CONJUNTURA

Setor de serviços cai 4,5% e enfrenta novo desafio pela frente

Prejudicado, principalmente, pelo fechamento de restaurantes, academias e hotéis, o setor teve queda de 4,5% no ano passado, o pior resultado da série histórica. E tem outra vez pela frente a aceleração da pandemia e medidas de isolamento social

Vera Batista
postado em 04/03/2021 06:00 / atualizado em 04/03/2021 10:58
 (crédito: Marcelo Ferreira/CB/D.A Press)
(crédito: Marcelo Ferreira/CB/D.A Press)

Setor mais afetado pelas medidas de distanciamento social necessárias para conter a pandemia da covid-19, os serviços encolheram 4,5% em 2020. Somado à indústria, que retrocedeu 3,5%, o setor representa 95% da economia nacional.
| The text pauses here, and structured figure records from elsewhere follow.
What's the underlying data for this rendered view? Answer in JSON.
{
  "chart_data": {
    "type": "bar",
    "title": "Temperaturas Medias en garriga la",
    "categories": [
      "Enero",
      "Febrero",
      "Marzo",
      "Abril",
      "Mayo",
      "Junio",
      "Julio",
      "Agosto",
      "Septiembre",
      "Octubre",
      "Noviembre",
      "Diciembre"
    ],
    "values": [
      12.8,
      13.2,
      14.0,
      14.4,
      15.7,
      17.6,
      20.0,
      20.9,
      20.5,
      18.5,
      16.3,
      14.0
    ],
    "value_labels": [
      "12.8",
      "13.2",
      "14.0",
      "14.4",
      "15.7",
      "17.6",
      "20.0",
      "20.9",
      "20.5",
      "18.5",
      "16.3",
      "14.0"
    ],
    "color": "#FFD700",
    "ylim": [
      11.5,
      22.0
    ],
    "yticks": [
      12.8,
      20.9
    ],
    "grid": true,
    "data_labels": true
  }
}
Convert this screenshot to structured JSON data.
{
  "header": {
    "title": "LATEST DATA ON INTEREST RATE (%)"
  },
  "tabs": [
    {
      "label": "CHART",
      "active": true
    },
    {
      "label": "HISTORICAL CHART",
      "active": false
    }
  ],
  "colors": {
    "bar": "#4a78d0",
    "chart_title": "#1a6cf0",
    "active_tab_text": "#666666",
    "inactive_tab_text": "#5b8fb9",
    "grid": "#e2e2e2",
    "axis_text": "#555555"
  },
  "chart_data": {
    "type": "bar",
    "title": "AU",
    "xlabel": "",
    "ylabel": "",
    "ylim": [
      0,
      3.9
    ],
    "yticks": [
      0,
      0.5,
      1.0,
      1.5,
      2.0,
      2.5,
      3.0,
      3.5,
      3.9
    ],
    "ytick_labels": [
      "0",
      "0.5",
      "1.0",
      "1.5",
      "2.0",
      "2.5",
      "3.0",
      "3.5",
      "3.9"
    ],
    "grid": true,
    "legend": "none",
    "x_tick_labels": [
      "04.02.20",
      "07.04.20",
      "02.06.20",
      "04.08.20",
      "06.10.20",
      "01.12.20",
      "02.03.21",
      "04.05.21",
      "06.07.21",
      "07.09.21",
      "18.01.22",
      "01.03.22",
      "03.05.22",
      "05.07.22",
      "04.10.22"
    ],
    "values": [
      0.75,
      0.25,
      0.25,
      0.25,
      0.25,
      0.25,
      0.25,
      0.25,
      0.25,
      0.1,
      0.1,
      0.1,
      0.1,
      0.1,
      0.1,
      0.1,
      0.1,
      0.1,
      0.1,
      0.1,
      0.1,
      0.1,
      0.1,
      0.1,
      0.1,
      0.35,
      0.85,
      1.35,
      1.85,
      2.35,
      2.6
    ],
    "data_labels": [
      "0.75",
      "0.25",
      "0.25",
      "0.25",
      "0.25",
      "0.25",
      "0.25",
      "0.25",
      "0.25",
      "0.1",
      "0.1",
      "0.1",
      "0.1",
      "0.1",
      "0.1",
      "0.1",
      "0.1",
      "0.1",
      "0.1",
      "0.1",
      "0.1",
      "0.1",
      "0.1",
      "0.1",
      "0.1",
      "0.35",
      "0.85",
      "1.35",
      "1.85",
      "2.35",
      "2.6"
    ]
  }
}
E tem uma peculiaridade que o torna mais sensível ao desempenho geral da atividade e do consumo domésticos. “Ao contrário da indústria e do agronegócio, que podem se voltar para as exportações, os serviços dependem do mercado interno. E, nesse ritmo, com uma nova onda de contaminação, e das incertezas sobre a imunização, as perspectivas para 2021 são muito preocupantes”, destacou Fábio Bentes, economista-chefe da Confederação Nacional do Comércio de Bens, Serviços e Turismo (CNC).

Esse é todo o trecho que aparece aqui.